Correctness pertains to factual accuracy and compliance with data standards. Wang and Strong [
53] highlight accuracy as a fundamental dimension reflecting the degree to which data correctly represent real-world conditions. Hamdy et al. [
54] empirically confirm that record accuracy is directly correlated with overall data usability and quality, reinforcing our choice of record accuracy as a key sub-indicator. Additionally, Tian et al. [
55] demonstrated that address accuracy directly impacts downstream logistics operations, further validating our inclusion of address accuracy as critical for government service delivery.
Consistency ensures internal coherence and logical integrity within textual records. Redman [
56] established consistency as a critical dimension of data quality, referring to the uniformity and coherence of data within and across records. Building upon Gharehchopogh and Khalifelu’s [
57] work on evaluating topic relevance in textual data, we include adjacent sentence similarity and full-text similarity as indicators of logical consistency and minimal redundancy within hotline work orders, improving semantic integrity and operational efficiency.
Compared to previous studies primarily focused on structured data or general metrics, our framework uniquely addresses the challenges posed by unstructured or semi-structured textual records, thus providing a nuanced and operationally relevant evaluation system for government hotline data.
Numerous studies affirm the critical role of rigorous data quality standards in improving governmental performance. Li and Shang [
58] showed that robust data standards significantly enhance administrative efficiency, while Cheng and Liu [
59] demonstrated that improved data governance substantially enhances policy effectiveness. Consequently, we propose the following hypotheses:
H1: Data record standards positively affect work order completion.
Furthermore, the impact of data quality standards may vary across different work order fields. Studies indicate that sectors with structured workflows, like transportation and healthcare, typically exhibit greater sensitivity to enhanced data accuracy and standardization [
60,
61]. Hence, we hypothesize the following:
H2: The work order field moderates the relationship between data record standards and work order completion.
Similarly, organizational capabilities also influence how effectively data standards are utilized. Strong organizational competencies in data management significantly enhance data quality implementation and operational outcomes [
62]. Departments with better training and clearer processes are more effective in utilizing standardized data, while those with limited capacities may struggle to realize these benefits. Thus, we propose the following:
H3: The work order handling department moderates the relationship between data record standards and work order completion.

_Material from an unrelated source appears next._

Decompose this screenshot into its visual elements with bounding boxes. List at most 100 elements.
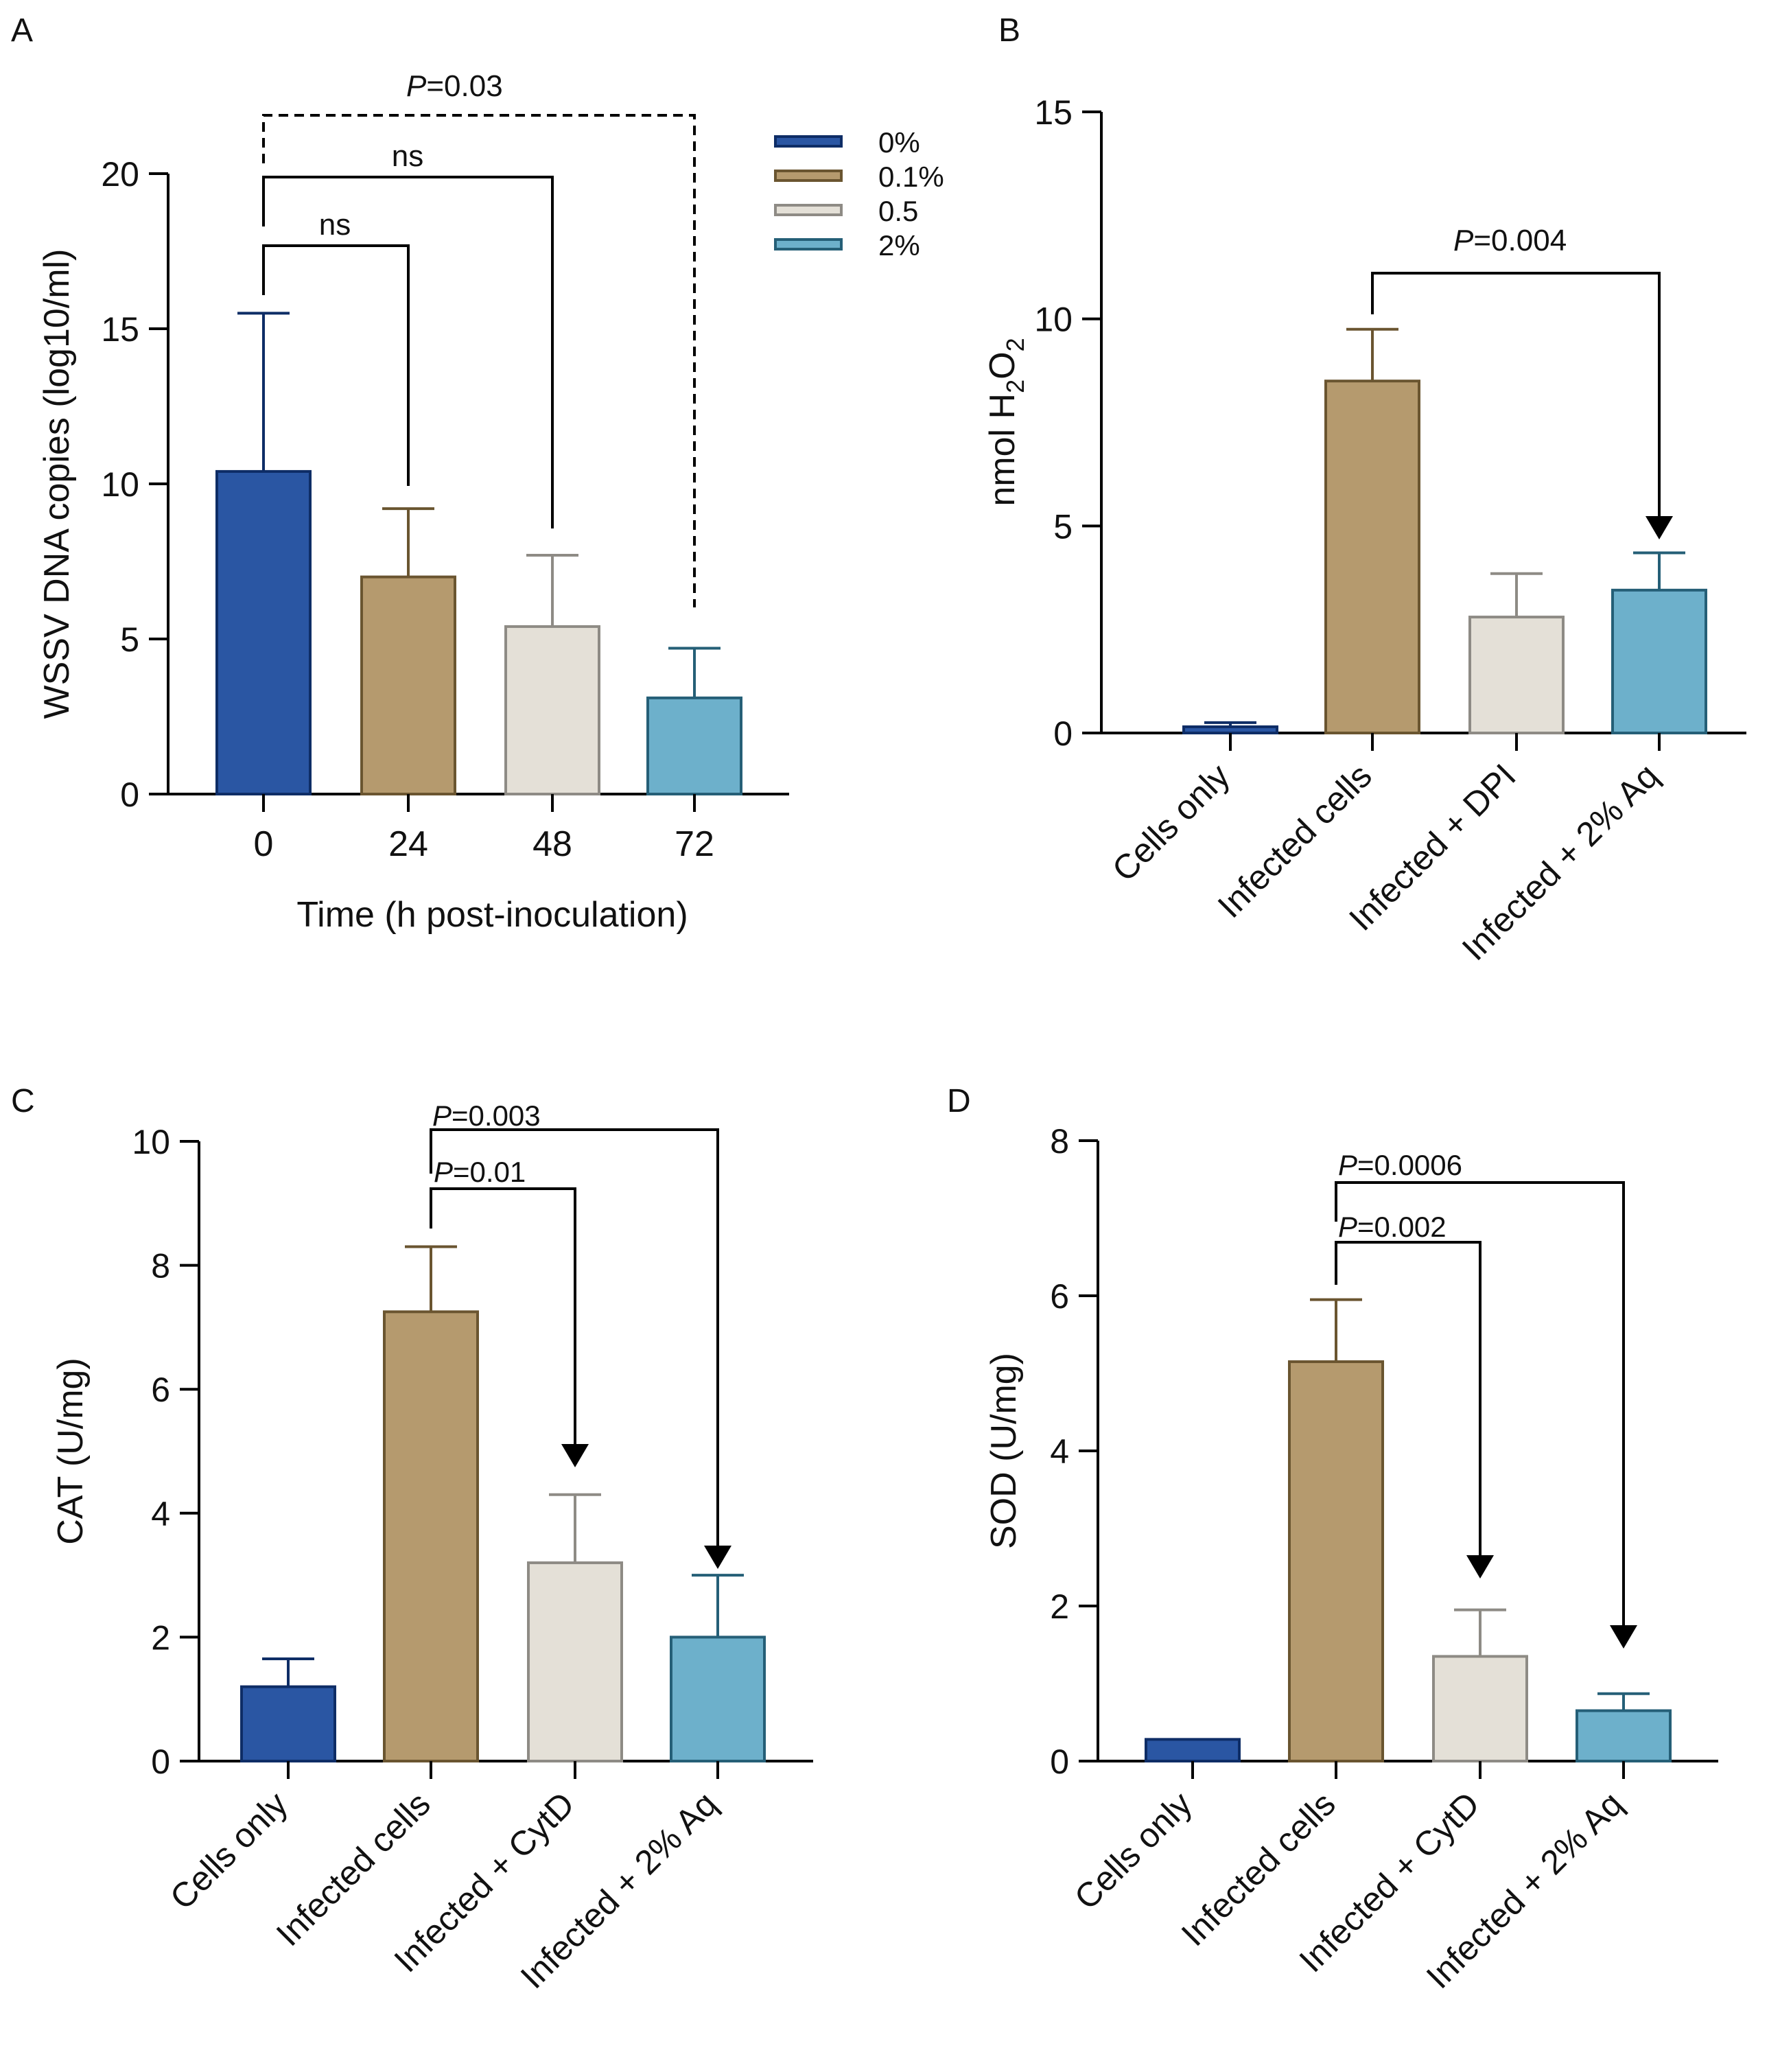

These hypotheses form the basis of our proposed framework, as illustrated in
Figure 2. This figure illustrates the evaluation framework for government hotline data record standards. In particular, six secondary indicators—including dispatch accuracy, classification predictability, record accuracy, address accuracy, adjacent sentence similarity, and full-text similarity—are employed to assess data standards. The evaluation results are further linked to key work order attributes, such as the work order field and handling department, in order to analyze their influence on work order completion.